Your subject line says: Hey, Little help/advice on saving this
then you go on in your post to say:
Quote:Now the situation is worse I kept trying to win him back with these long texts and he's now said being friends is even a stretch but he said we'll see about being fuck buddies again. He said I put too much pressure on him and maybe I should go and meet other guys.

I think that you already pointed out quite clearly what the real problem is here - he doesn't want it saved and you keep on trying to 'save it'.

His life is hectic, he has moved on - he has thought about it and decided that a relationship is not in the cards at this time - and he even said not with you and not with other people. He has no time, energy and clearly has decided work is far more important at this time than relationships.

Yes you have been rejected, but you were rejected in a diplomatic way, clearly he has feelings for you and was hoping to leave a potential future open:

Quote:I'd still like to stay friends with u and know what your upto, Please dont forget about me"

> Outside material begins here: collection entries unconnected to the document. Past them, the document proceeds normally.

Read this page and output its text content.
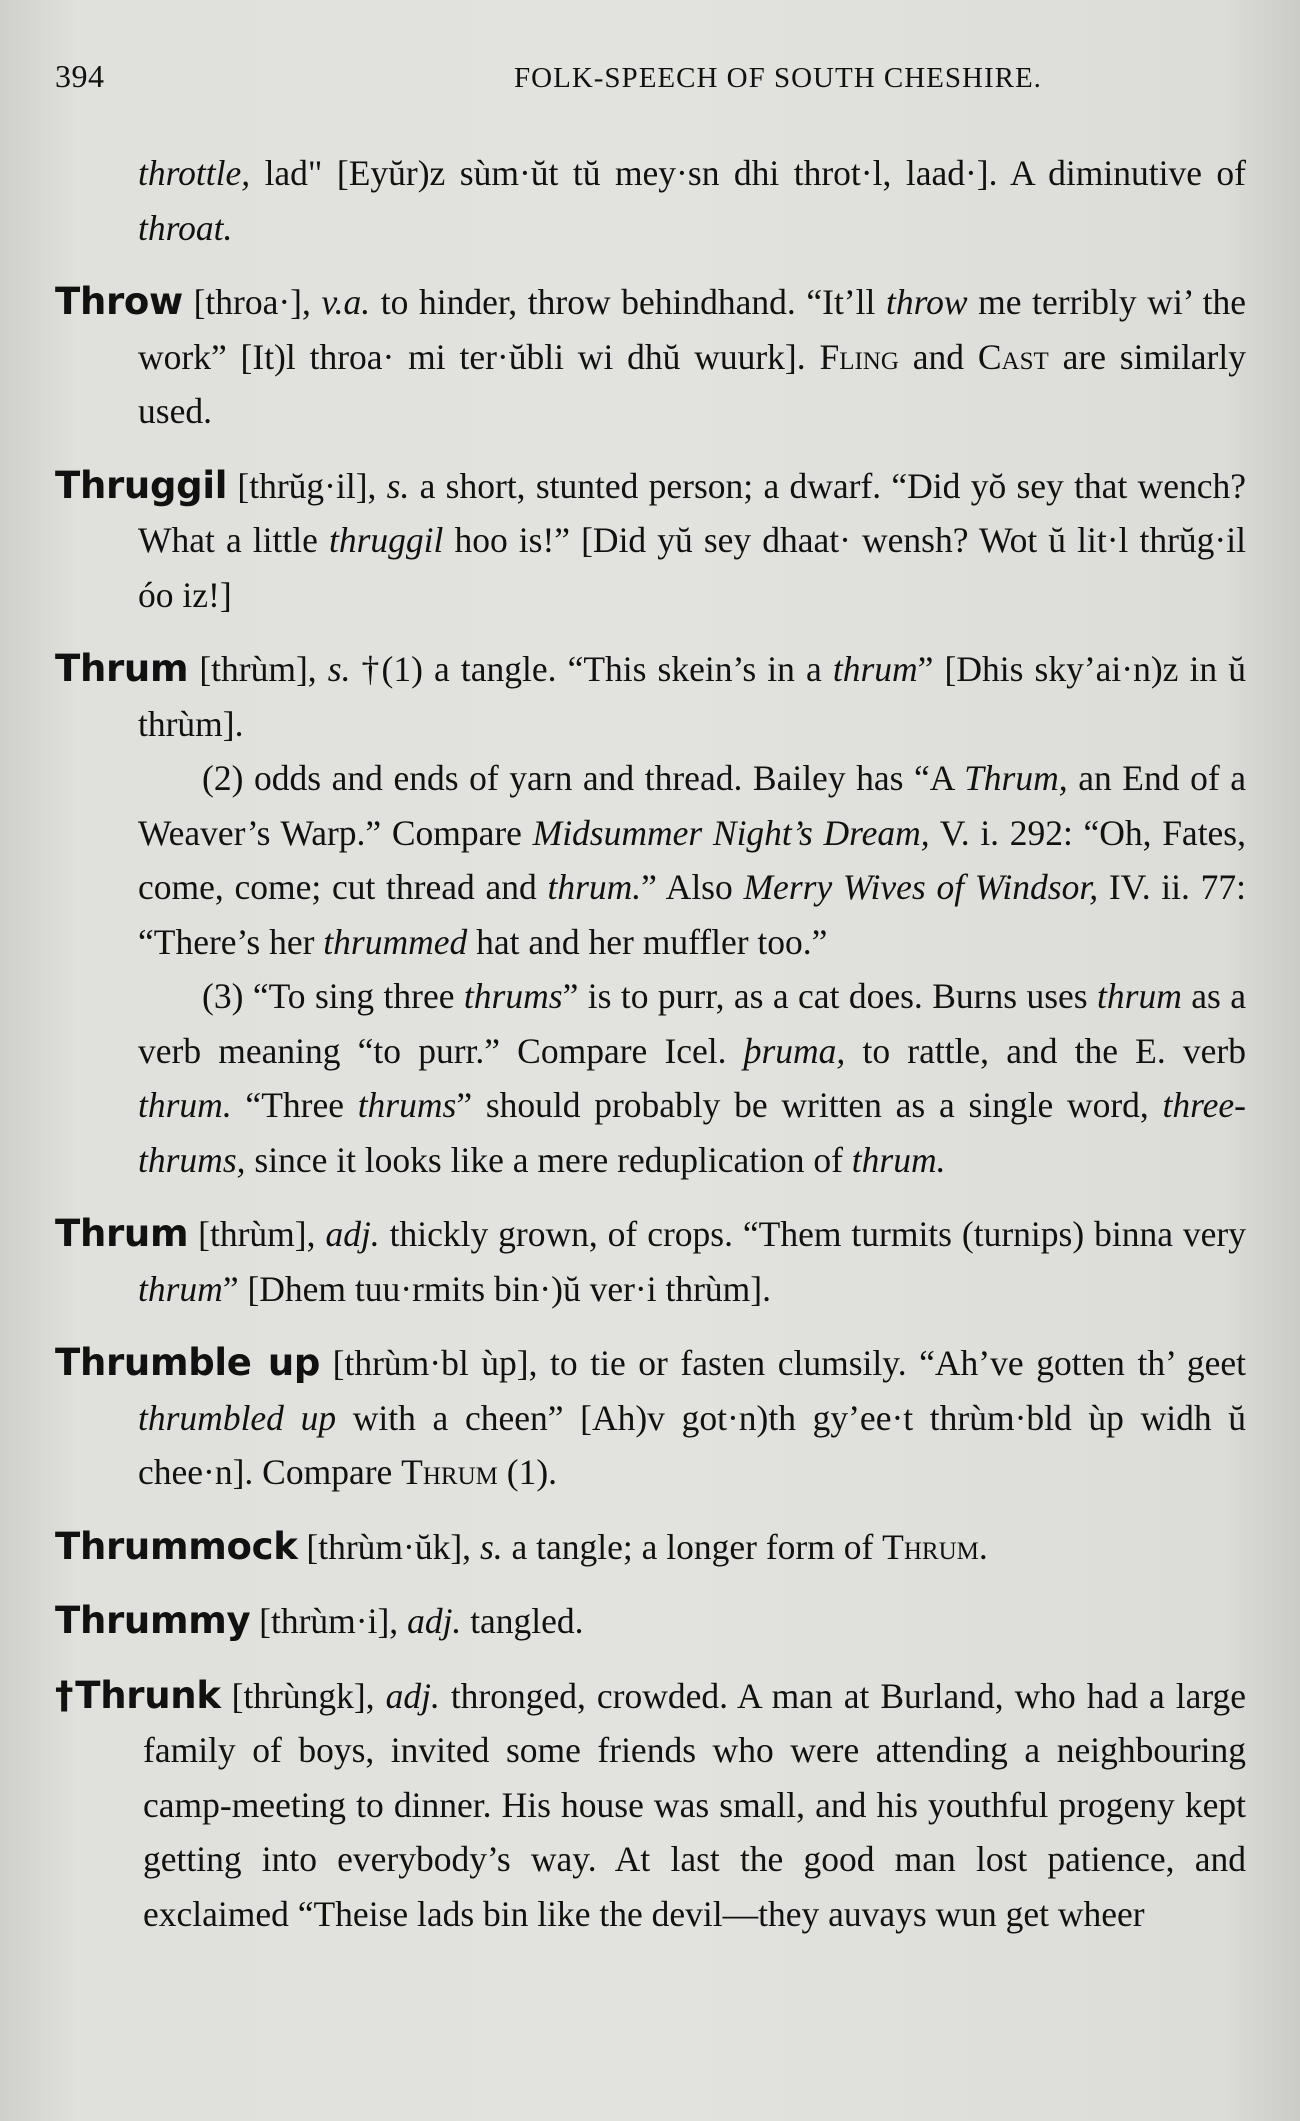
394	FOLK-SPEECH OF SOUTH CHESHIRE.

throttle, lad" [Eyŭr)z sùm·ŭt tŭ mey·sn dhi throt·l, laad·]. A diminutive of throat.

Throw [throa·], v.a. to hinder, throw behindhand. “It’ll throw me terribly wi’ the work” [It)l throa· mi ter·ŭbli wi dhŭ wuurk]. Fling and Cast are similarly used.

Thruggil [thrŭg·il], s. a short, stunted person; a dwarf. “Did yŏ sey that wench? What a little thruggil hoo is!” [Did yŭ sey dhaat· wensh? Wot ŭ lit·l thrŭg·il óo iz!]

Thrum [thrùm], s. †(1) a tangle. “This skein’s in a thrum” [Dhis sky’ai·n)z in ŭ thrùm].
(2) odds and ends of yarn and thread. Bailey has “A Thrum, an End of a Weaver’s Warp.” Compare Midsummer Night’s Dream, V. i. 292: “Oh, Fates, come, come; cut thread and thrum.” Also Merry Wives of Windsor, IV. ii. 77: “There’s her thrummed hat and her muffler too.”
(3) “To sing three thrums” is to purr, as a cat does. Burns uses thrum as a verb meaning “to purr.” Compare Icel. þruma, to rattle, and the E. verb thrum. “Three thrums” should probably be written as a single word, three-thrums, since it looks like a mere reduplication of thrum.

Thrum [thrùm], adj. thickly grown, of crops. “Them turmits (turnips) binna very thrum” [Dhem tuu·rmits bin·)ŭ ver·i thrùm].

Thrumble up [thrùm·bl ùp], to tie or fasten clumsily. “Ah’ve gotten th’ geet thrumbled up with a cheen” [Ah)v got·n)th gy’ee·t thrùm·bld ùp widh ŭ chee·n]. Compare Thrum (1).

Thrummock [thrùm·ŭk], s. a tangle; a longer form of Thrum.

Thrummy [thrùm·i], adj. tangled.

†Thrunk [thrùngk], adj. thronged, crowded. A man at Burland, who had a large family of boys, invited some friends who were attending a neighbouring camp-meeting to dinner. His house was small, and his youthful progeny kept getting into everybody’s way. At last the good man lost patience, and exclaimed “Theise lads bin like the devil—they auvays wun get wheer
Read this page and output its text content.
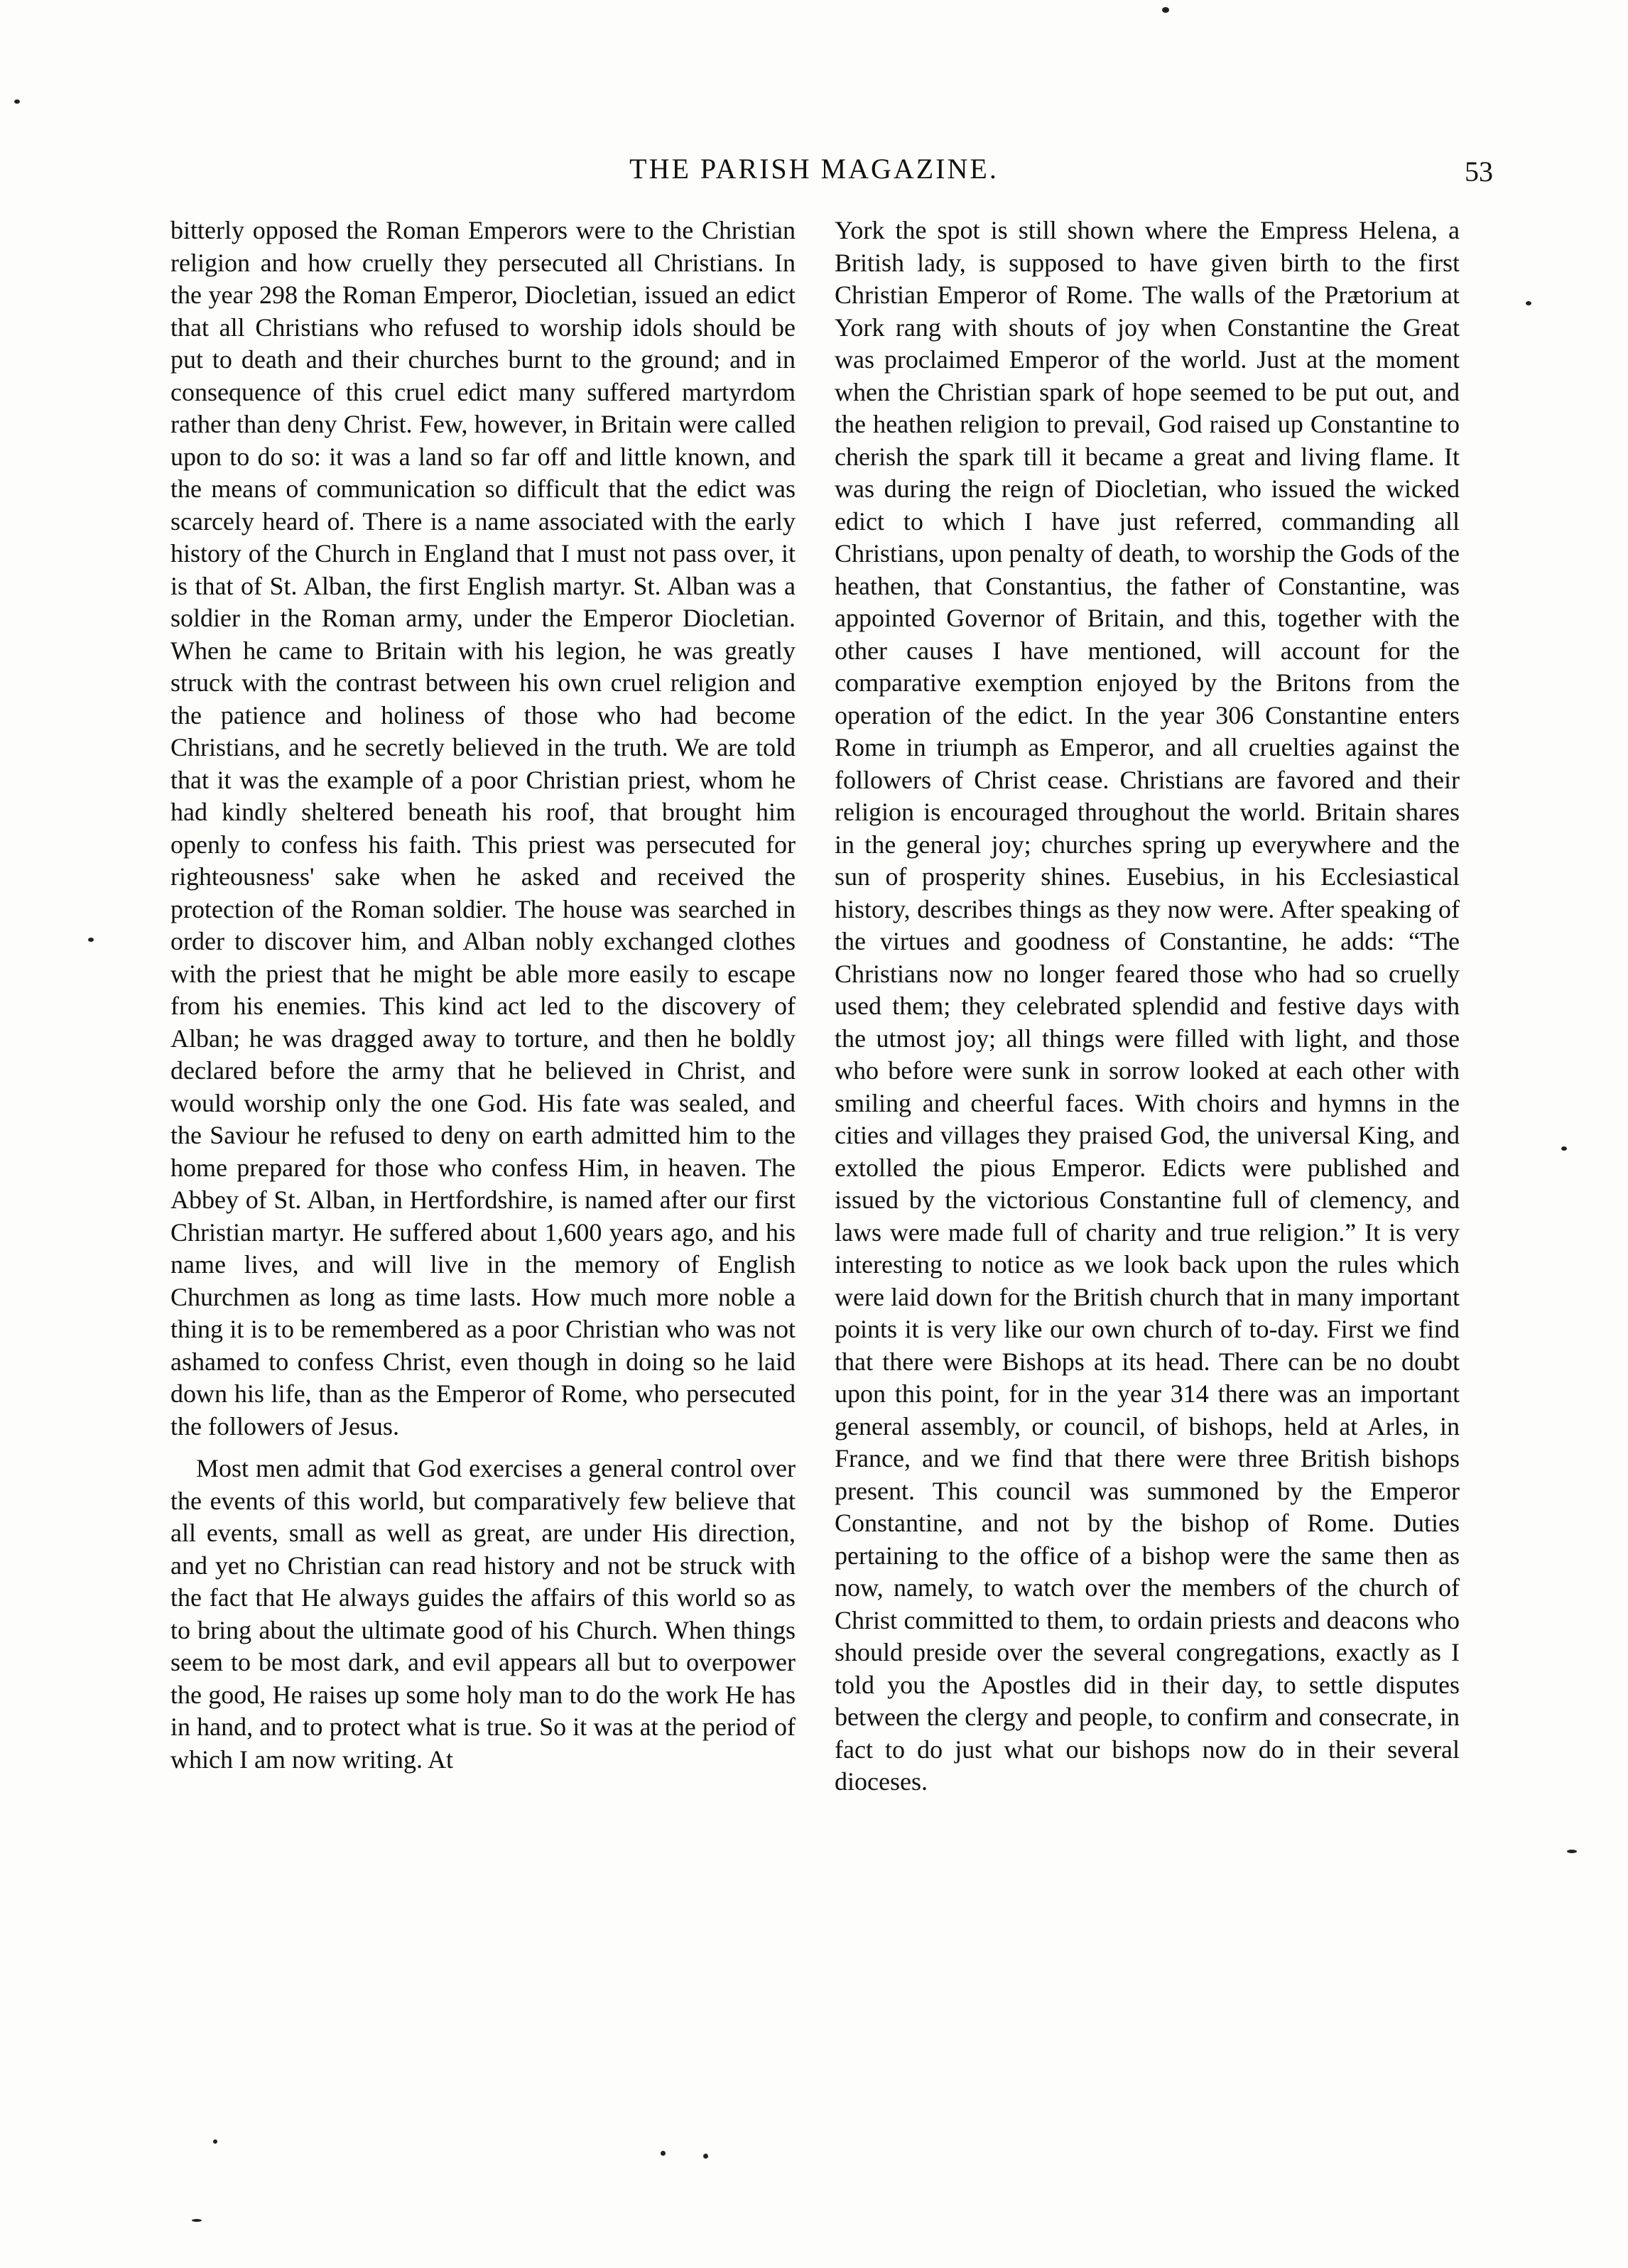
THE PARISH MAGAZINE.	53

bitterly opposed the Roman Emperors were to the Christian religion and how cruelly they persecuted all Christians. In the year 298 the Roman Emperor, Diocletian, issued an edict that all Christians who refused to worship idols should be put to death and their churches burnt to the ground; and in consequence of this cruel edict many suffered martyrdom rather than deny Christ. Few, however, in Britain were called upon to do so: it was a land so far off and little known, and the means of communication so difficult that the edict was scarcely heard of. There is a name associated with the early history of the Church in England that I must not pass over, it is that of St. Alban, the first English martyr. St. Alban was a soldier in the Roman army, under the Emperor Diocletian. When he came to Britain with his legion, he was greatly struck with the contrast between his own cruel religion and the patience and holiness of those who had become Christians, and he secretly believed in the truth. We are told that it was the example of a poor Christian priest, whom he had kindly sheltered beneath his roof, that brought him openly to confess his faith. This priest was persecuted for righteousness' sake when he asked and received the protection of the Roman soldier. The house was searched in order to discover him, and Alban nobly exchanged clothes with the priest that he might be able more easily to escape from his enemies. This kind act led to the discovery of Alban; he was dragged away to torture, and then he boldly declared before the army that he believed in Christ, and would worship only the one God. His fate was sealed, and the Saviour he refused to deny on earth admitted him to the home prepared for those who confess Him, in heaven. The Abbey of St. Alban, in Hertfordshire, is named after our first Christian martyr. He suffered about 1,600 years ago, and his name lives, and will live in the memory of English Churchmen as long as time lasts. How much more noble a thing it is to be remembered as a poor Christian who was not ashamed to confess Christ, even though in doing so he laid down his life, than as the Emperor of Rome, who persecuted the followers of Jesus.

Most men admit that God exercises a general control over the events of this world, but comparatively few believe that all events, small as well as great, are under His direction, and yet no Christian can read history and not be struck with the fact that He always guides the affairs of this world so as to bring about the ultimate good of his Church. When things seem to be most dark, and evil appears all but to overpower the good, He raises up some holy man to do the work He has in hand, and to protect what is true. So it was at the period of which I am now writing. At

York the spot is still shown where the Empress Helena, a British lady, is supposed to have given birth to the first Christian Emperor of Rome. The walls of the Prætorium at York rang with shouts of joy when Constantine the Great was proclaimed Emperor of the world. Just at the moment when the Christian spark of hope seemed to be put out, and the heathen religion to prevail, God raised up Constantine to cherish the spark till it became a great and living flame. It was during the reign of Diocletian, who issued the wicked edict to which I have just referred, commanding all Christians, upon penalty of death, to worship the Gods of the heathen, that Constantius, the father of Constantine, was appointed Governor of Britain, and this, together with the other causes I have mentioned, will account for the comparative exemption enjoyed by the Britons from the operation of the edict. In the year 306 Constantine enters Rome in triumph as Emperor, and all cruelties against the followers of Christ cease. Christians are favored and their religion is encouraged throughout the world. Britain shares in the general joy; churches spring up everywhere and the sun of prosperity shines. Eusebius, in his Ecclesiastical history, describes things as they now were. After speaking of the virtues and goodness of Constantine, he adds: “The Christians now no longer feared those who had so cruelly used them; they celebrated splendid and festive days with the utmost joy; all things were filled with light, and those who before were sunk in sorrow looked at each other with smiling and cheerful faces. With choirs and hymns in the cities and villages they praised God, the universal King, and extolled the pious Emperor. Edicts were published and issued by the victorious Constantine full of clemency, and laws were made full of charity and true religion.” It is very interesting to notice as we look back upon the rules which were laid down for the British church that in many important points it is very like our own church of to-day. First we find that there were Bishops at its head. There can be no doubt upon this point, for in the year 314 there was an important general assembly, or council, of bishops, held at Arles, in France, and we find that there were three British bishops present. This council was summoned by the Emperor Constantine, and not by the bishop of Rome. Duties pertaining to the office of a bishop were the same then as now, namely, to watch over the members of the church of Christ committed to them, to ordain priests and deacons who should preside over the several congregations, exactly as I told you the Apostles did in their day, to settle disputes between the clergy and people, to confirm and consecrate, in fact to do just what our bishops now do in their several dioceses.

But you didn't accept this offer instead you wanted your way, thus you might have killed that potential in an unwitting attempt to save the un-savable.

You cannot do fuckbuddies - you tried that, it got messy - you are not the type who can separate sex from deeper emotions. So don't go there.

Give him time, give him distance - do try to keep in touch. Hopefully when his life is less hectic and he starts thinking of potentials for love you are still on that list.